Im Juni 2016 veröffentlichte das BKA seinen Bericht zu den Tätern der Silvesternacht. Abgesehen von Zeugenaussagen und den bis dato wenigen Gerichtsverhandlungen, war dies die erste konkrete Zusammenfassung der Ermittlungsergebnisse zu den Männern der Silvesternacht. Trotzdem beschränkt sich das Wissen auf die Festgenommenen, von geschätzten 2.000 Tätern konnten bisher nur 120 Männer gefasst werden. Von diesen 120 Verdächtigen stammt ein Großteil aus Algerien, Marokko und Syrien.

Das Gutachten des Wiesbadener Kriminologen Rudolf Egg, das vom Düsseldorfer Landtag in Auftrag gegeben und im Oktober veröffentlicht wurde, kommt entgegen vorheriger Ermittlungsergebnisse zu dem Schluss, dass die Täter sich über soziale Medien in Köln verabredetet hatten. Allerdings sei davon auszugehen, dass sie ursprünglich nicht beabsichtigt hatten, Straftaten zu begehen. Vielmehr hätten sie gemerkt, dass die Polizei nicht einschreite, dadurch sei die Hemmschwelle gesunken, und die Übergriffe hätten einen Massencharakter angenommen. Die Ergebnisse des Gutachtens deuten darauf hin, dass die sexualisierte Gewalt der Kölner Silvesternacht nicht ausschließlich auf die Herkunft der Täter zurückzuführen sei. Wer die restlichen, nicht gefassten Täter sind, woher sie kommen und was sie zu ihren Taten verleitet hat, wird wohl offenbleiben. Zumindest zieht BKA-Präsident Holger Münch mit Blick auf die bisherigen Ermittlungsergebnisse diesen Schluss.

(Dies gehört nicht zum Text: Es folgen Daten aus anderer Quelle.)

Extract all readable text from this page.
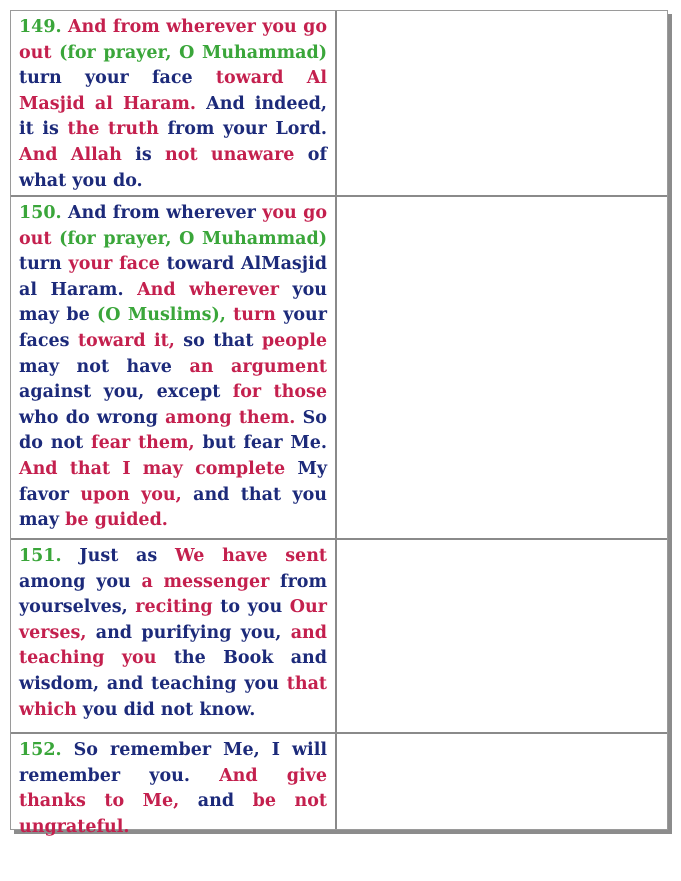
149. And from wherever you go out (for prayer, O Muhammad) turn your face toward Al Masjid al Haram. And indeed, it is the truth from your Lord. And Allah is not unaware of what you do.
150. And from wherever you go out (for prayer, O Muhammad) turn your face toward AlMasjid al Haram. And wherever you may be (O Muslims), turn your faces toward it, so that people may not have an argument against you, except for those who do wrong among them. So do not fear them, but fear Me. And that I may complete My favor upon you, and that you may be guided.
151. Just as We have sent among you a messenger from yourselves, reciting to you Our verses, and purifying you, and teaching you the Book and wisdom, and teaching you that which you did not know.
152. So remember Me, I will remember you. And give thanks to Me, and be not ungrateful.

Die nächste Silvesternacht sollte anders werden. Zum Jahreswechsel 2016/2017 wurden mehr als 1.500 Polizisten in der Kölner Innenstadt eingesetzt, um eine Wiederholung der Ereignisse des letzten Jahres zu verhindern. Absperrgitter und Einlasskontrollen sollten Sicherheit am Hauptbahnhof gewährleisten. Auch in diesem Jahr wurden Schätzungen der Kölner Polizei und der Bundespolizei zufolge rund "2.000 nordafrikanisch beziehungsweise arabisch aussehende junge Männer im Bereich des Kölner Hauptbahnhofs und des Deutzer Bahnhofs" gesichtet. Die Bundespolizei meldete zunächst 900 Platzverweise und 300 Personenkontrollen, die Kölner Polizei 650 Identitätsüberprüfungen. Eine Arbeitsgruppe der Kölner Polizei arbeitet die Ereignisse derzeit auf.

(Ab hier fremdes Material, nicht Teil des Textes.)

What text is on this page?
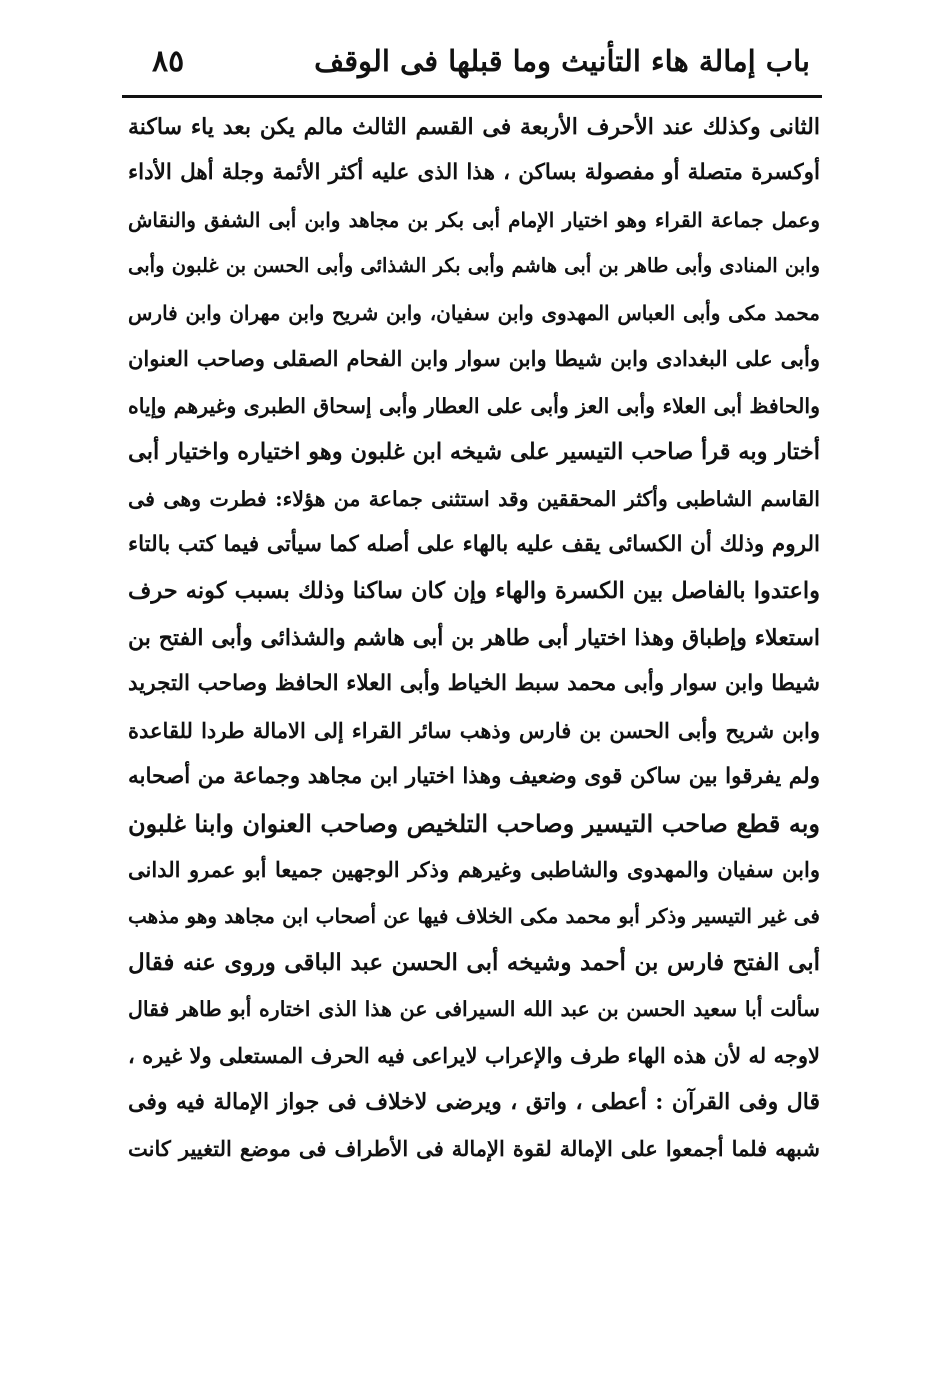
٨٥	باب إمالة هاء التأنيث وما قبلها فى الوقف
الثانى وكذلك عند الأحرف الأربعة فى القسم الثالث مالم يكن بعد ياء ساكنة
أوكسرة متصلة أو مفصولة بساكن ، هذا الذى عليه أكثر الأئمة وجلة أهل الأداء
وعمل جماعة القراء وهو اختيار الإمام أبى بكر بن مجاهد وابن أبى الشفق والنقاش
وابن المنادى وأبى طاهر بن أبى هاشم وأبى بكر الشذائى وأبى الحسن بن غلبون وأبى
محمد مكى وأبى العباس المهدوى وابن سفيان، وابن شريح وابن مهران وابن فارس
وأبى على البغدادى وابن شيطا وابن سوار وابن الفحام الصقلى وصاحب العنوان
والحافظ أبى العلاء وأبى العز وأبى على العطار وأبى إسحاق الطبرى وغيرهم وإياه
أختار وبه قرأ صاحب التيسير على شيخه ابن غلبون وهو اختياره واختيار أبى
القاسم الشاطبى وأكثر المحققين وقد استثنى جماعة من هؤلاء: فطرت وهى فى
الروم وذلك أن الكسائى يقف عليه بالهاء على أصله كما سيأتى فيما كتب بالتاء
واعتدوا بالفاصل بين الكسرة والهاء وإن كان ساكنا وذلك بسبب كونه حرف
استعلاء وإطباق وهذا اختيار أبى طاهر بن أبى هاشم والشذائى وأبى الفتح بن
شيطا وابن سوار وأبى محمد سبط الخياط وأبى العلاء الحافظ وصاحب التجريد
وابن شريح وأبى الحسن بن فارس وذهب سائر القراء إلى الامالة طردا للقاعدة
ولم يفرقوا بين ساكن قوى وضعيف وهذا اختيار ابن مجاهد وجماعة من أصحابه
وبه قطع صاحب التيسير وصاحب التلخيص وصاحب العنوان وابنا غلبون
وابن سفيان والمهدوى والشاطبى وغيرهم وذكر الوجهين جميعا أبو عمرو الدانى
فى غير التيسير وذكر أبو محمد مكى الخلاف فيها عن أصحاب ابن مجاهد وهو مذهب
أبى الفتح فارس بن أحمد وشيخه أبى الحسن عبد الباقى وروى عنه فقال
سألت أبا سعيد الحسن بن عبد الله السيرافى عن هذا الذى اختاره أبو طاهر فقال
لاوجه له لأن هذه الهاء طرف والإعراب لايراعى فيه الحرف المستعلى ولا غيره ،
قال وفى القرآن : أعطى ، واتق ، ويرضى لاخلاف فى جواز الإمالة فيه وفى
شبهه فلما أجمعوا على الإمالة لقوة الإمالة فى الأطراف فى موضع التغيير كانت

Ob die polizeilichen Maßnahmen angemessen waren oder unverhältnismäßig in die Freiheitsrechte der Menschen eingriffen, ob die berichteten Eindrücke überhaupt der Wahrheit entsprechen, was die Männer nach Köln führte und ob sie eine Gefahr darstellten, wird öffentlich heiß debattiert. In der Kritik steht auch der Begriff "Nafris" für "nordafrikanische Intensivtäter", den die Kölner Polizei offiziell auf Twitter verwendete, von dem sie sich aber auf starke Kritik hin kurz nach Silvester wieder distanzierte. Einige Stimmen warfen der Polizei "Racial Profiling" vor, woran sich eine heftige Debatte in Politik und Medien entspann. Mitte Januar 2017 gab die Kölner Polizei einen Zwischenstand mit neuen Zahlen bekannt, der erneut Aufsehen erregte: Von 425 Personen, deren Nationalität man überprüft habe, waren 99 Iraker, 94 Syrer, 48 Afghanen und 46 Deutsche. Nur insgesamt 30 Personen, 17 Marokkaner und 13 Algerier, kamen aus nordafrikanischen Staaten. Klar ist: Die Diskussion über die Folgen der Kölner Silvesternacht sind auch ein Jahr später immer noch nicht abgeschlossen.

Vanessa Guinan-Bank ist freie Journalistin in Berlin, sie schreibt unter anderem für die ZEIT und Radio Bremen. Sie hat in Freiburg und Damaskus studiert.